La désormais très célèbre série américaine House of cards a fait des adeptes… au gouvernement ! Les petits calculs politiciens sont souvent discrets, mais une fois le tour joué, révèlent tout le cynisme dʼune caste politique habituée au pouvoir. Ce genre de scénario ne se joue hélas pas que dans les séries. Le remaniement, de ce point de vue, a été un exercice de style. Le Peuple breton a entendu quelques bruits de couloir (non exhaustifs)…
Quand on déplace un pion, cʼest lʼensemble du jeu qui vacille et il faut être éminemment stratège pour conserver le pouvoir. François Hollande, qui grenouille dans les sphères dominantes depuis la première élection de Mitterrand, semble un as de la pratique quʼil a dʼailleurs appliquée lors du dernier remaniement ministériel. Il fallait dʼabord virer ceux qui posent problème (Taubira a démissionné) ou ceux qui, comme Marylise Lebranchu, peuvent être remplacés à peu de frais puisquʼils peuvent reprendre leur poste de député (pauvre Gwenegan Bui, son suppléant !)
En appelant auprès de lui Nicolas Hulot, le président de la République entendait supprimer un concurrent de la course à la présidentielle. Le médiatique écologiste a décliné sa proposition. Il lui fallait malgré tout des écologistes, mais lesquels ? On aurait pu penser que François de Rugy, député de Loire-Atlantique, après avoir soutenu ardemment le gouvernement dans la presse, allait être récompensé. Mais cʼest mal comprendre les rapports de force que de croire quʼon obtient gain de cause en pliant genou sans quʼon vous le demande ! Barbara Pompili a été plus maligne. Comme son collègue – accessoirement mari dʼEmmanuelle Cosse –, Denis Baupin, elle a voté pour le projet de loi constitutionnelle dit de « protection de la nation » (comprenant état dʼurgence et déchéance de nationalité). Pourtant, elle a bien voté contre lʼarticle 2 sur la déchéance de nationalité. Voter contre un tel article et voter pour le texte global relève de la schizophrénie, non ? À moins quʼà la clef soit promis une carotte…

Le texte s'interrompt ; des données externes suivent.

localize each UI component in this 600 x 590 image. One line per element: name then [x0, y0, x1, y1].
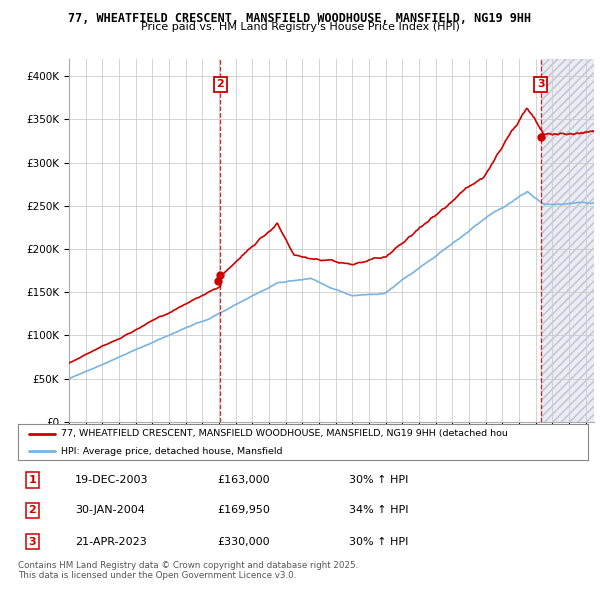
Bar [541, 59, 594, 422]
Text: 30% ↑ HPI: 30% ↑ HPI [349, 475, 408, 485]
Text: 30-JAN-2004: 30-JAN-2004 [75, 506, 145, 515]
Text: 19-DEC-2003: 19-DEC-2003 [75, 475, 149, 485]
Text: 34% ↑ HPI: 34% ↑ HPI [349, 506, 408, 515]
Text: £163,000: £163,000 [218, 475, 270, 485]
Text: Price paid vs. HM Land Registry's House Price Index (HPI): Price paid vs. HM Land Registry's House … [140, 22, 460, 32]
Text: 77, WHEATFIELD CRESCENT, MANSFIELD WOODHOUSE, MANSFIELD, NG19 9HH (detached hou: 77, WHEATFIELD CRESCENT, MANSFIELD WOODH… [61, 430, 508, 438]
Text: 21-APR-2023: 21-APR-2023 [75, 536, 147, 546]
Text: £169,950: £169,950 [218, 506, 271, 515]
Bar [541, 59, 594, 422]
Text: 3: 3 [537, 80, 544, 90]
Text: 30% ↑ HPI: 30% ↑ HPI [349, 536, 408, 546]
Text: 77, WHEATFIELD CRESCENT, MANSFIELD WOODHOUSE, MANSFIELD, NG19 9HH: 77, WHEATFIELD CRESCENT, MANSFIELD WOODH… [68, 12, 532, 25]
Text: HPI: Average price, detached house, Mansfield: HPI: Average price, detached house, Mans… [61, 447, 282, 455]
Text: £330,000: £330,000 [218, 536, 270, 546]
Text: 1: 1 [28, 475, 36, 485]
Text: 2: 2 [217, 80, 224, 90]
Text: 3: 3 [28, 536, 36, 546]
Text: Contains HM Land Registry data © Crown copyright and database right 2025.
This d: Contains HM Land Registry data © Crown c… [18, 560, 358, 580]
Text: 2: 2 [28, 506, 36, 515]
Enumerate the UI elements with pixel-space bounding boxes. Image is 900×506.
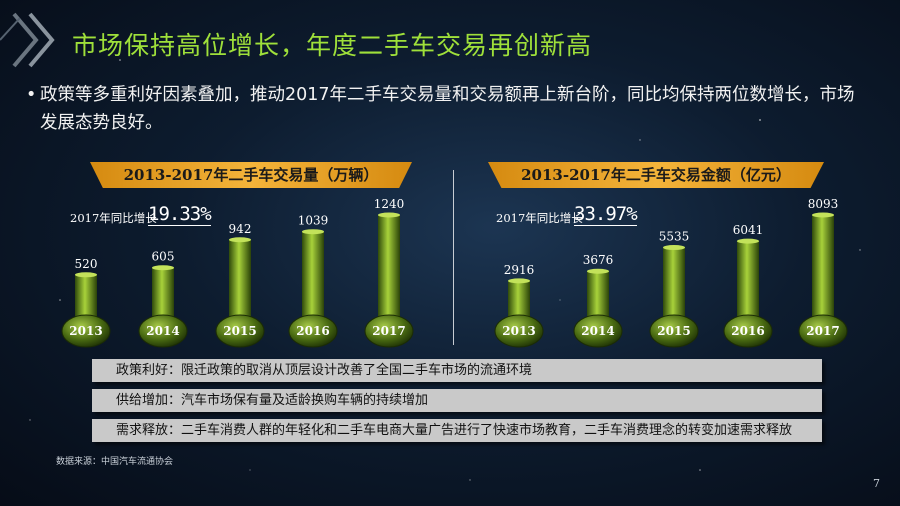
value-year-disc-2013 xyxy=(494,314,544,348)
volume-bar-2017 xyxy=(378,215,400,326)
summary-bullet: • 政策等多重利好因素叠加，推动2017年二手车交易量和交易额再上新台阶，同比均… xyxy=(26,81,870,137)
value-value-label-2015: 5535 xyxy=(659,230,690,244)
value-year-label-2016: 2016 xyxy=(731,324,764,338)
value-bar-2014 xyxy=(587,271,609,326)
volume-year-disc-2015 xyxy=(215,314,265,348)
volume-bar-cap-2013 xyxy=(75,272,97,278)
page-number: 7 xyxy=(873,477,880,490)
volume-bar-2013 xyxy=(75,274,97,326)
value-year-label-2015: 2015 xyxy=(657,324,690,338)
volume-year-disc-2014 xyxy=(138,314,188,348)
volume-bar-2015 xyxy=(229,239,251,326)
volume-value-label-2015: 942 xyxy=(229,222,252,236)
value-growth-value: 33.97% xyxy=(574,203,638,226)
volume-bar-cap-2017 xyxy=(378,212,400,218)
volume-year-disc-2016 xyxy=(288,314,338,348)
value-bar-cap-2013 xyxy=(508,278,530,284)
value-year-label-2017: 2017 xyxy=(806,324,839,338)
corner-chevron-decoration xyxy=(0,12,55,68)
value-year-label-2013: 2013 xyxy=(502,324,535,338)
factor-demand: 需求释放：二手车消费人群的年轻化和二手车电商大量广告进行了快速市场教育，二手车消… xyxy=(92,419,822,442)
volume-year-label-2014: 2014 xyxy=(146,324,179,338)
volume-year-label-2017: 2017 xyxy=(372,324,405,338)
volume-growth-label: 2017年同比增长 xyxy=(70,211,157,225)
volume-value-label-2014: 605 xyxy=(152,250,175,264)
volume-value-label-2013: 520 xyxy=(75,257,98,271)
value-value-label-2016: 6041 xyxy=(733,223,764,237)
value-value-label-2014: 3676 xyxy=(583,253,614,267)
volume-bar-2016 xyxy=(302,231,324,326)
volume-bar-cap-2014 xyxy=(152,265,174,271)
factor-supply: 供给增加：汽车市场保有量及适龄换购车辆的持续增加 xyxy=(92,389,822,412)
value-value-label-2017: 8093 xyxy=(808,197,839,211)
value-value-label-2013: 2916 xyxy=(504,263,535,277)
chart-divider xyxy=(453,170,454,345)
volume-year-label-2013: 2013 xyxy=(69,324,102,338)
volume-year-label-2016: 2016 xyxy=(296,324,329,338)
value-bar-cap-2015 xyxy=(663,245,685,251)
value-year-label-2014: 2014 xyxy=(581,324,614,338)
volume-chart-title: 2013-2017年二手车交易量（万辆） xyxy=(90,162,412,188)
volume-growth-value: 19.33% xyxy=(148,203,212,226)
volume-value-label-2016: 1039 xyxy=(298,214,329,228)
value-bar-2016 xyxy=(737,241,759,326)
bullet-marker: • xyxy=(26,85,37,105)
value-year-disc-2016 xyxy=(723,314,773,348)
summary-text: 政策等多重利好因素叠加，推动2017年二手车交易量和交易额再上新台阶，同比均保持… xyxy=(40,85,855,133)
volume-bar-cap-2016 xyxy=(302,229,324,235)
value-bar-cap-2017 xyxy=(812,212,834,218)
value-bar-2013 xyxy=(508,280,530,326)
page-title: 市场保持高位增长，年度二手车交易再创新高 xyxy=(72,31,593,60)
volume-year-disc-2017 xyxy=(364,314,414,348)
volume-year-label-2015: 2015 xyxy=(223,324,256,338)
value-bar-cap-2014 xyxy=(587,268,609,274)
volume-bar-cap-2015 xyxy=(229,237,251,243)
value-growth-label: 2017年同比增长 xyxy=(496,211,583,225)
volume-year-disc-2013 xyxy=(61,314,111,348)
value-year-disc-2017 xyxy=(798,314,848,348)
value-year-disc-2015 xyxy=(649,314,699,348)
value-chart-title: 2013-2017年二手车交易金额（亿元） xyxy=(488,162,824,188)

Or, cette carotte ministérielle était convoitée par beaucoup dʼautres personnes. On dit par exemple dans les couloirs de la ville de Rennes que le résultat du remaniement a rendu furieuse Nathalie Appéré, maire et députée. Cette dernière est en effet présidente de lʼAgence nationale de lʼHabitat (ANAH) depuis juin 2015 et convoitait le Ministère du logement, abandonné à Emmanuelle Cosse en échange dʼune trahison de sa famille politique à un an des présidentielles. On comprend dʼautant mieux le vote positif sur lʼétat dʼurgence de Marie-Anne Chapdelaine, députée connue à Rennes pour être une militante de terrain et aux convictions de gauche affirmée. Surtout ne pas faire de vague…
La politique, soit on la pratique avec des convictions, soit on la pratique à coup dʼarrangements, mais dans le dernier cas, il ne faut pas sʼattendre à changer le monde. Jean-Marc Ayrault, ex-Premier Ministre, a abandonné cette idée depuis longtemps visiblement. On se souvient quʼil avait été prompt à dénoncer le gouvernement et la déchéance de nationalité (voir ici). Un peu trop hâtif sans doute puisquʼaprès réflexion, lui aussi a voté pour. On comprend mieux au regard de son retour au gouvernement !
Quant à Jean-Vincent Placé, bien que parfaitement inutile politiquement car sans appui populaire, son débauchage était essentiel pour casser le groupe écolo du Sénat. Et cela nʼa pas manqué : si dʼici mars, les sénateurs écologistes ne trouvent pas un remplaçant, la suite au Sénat se ferait sans moyen pour eux, privés dʼun des leurs et donc en-deça de la limite pour former un groupe ! Une raison de plus dʼavoir la haine pour les adhérents à mille lieux de ces manigances.
En tout, selon une source, « une bonne cinquantaine de coups de téléphone » auraient été passés par François Hollande et Manuel Valls pour sʼassurer des votes lors du débat à lʼAssemblée. Décidemment, la politique autrement, ce nʼest certainement pas pour maintenant… Tant que lʼon achetera les députés avec des maroquins comme on achèterait des enfants naïfs avec des sucreries, on ne pourra guère plus réhabiliter la politique.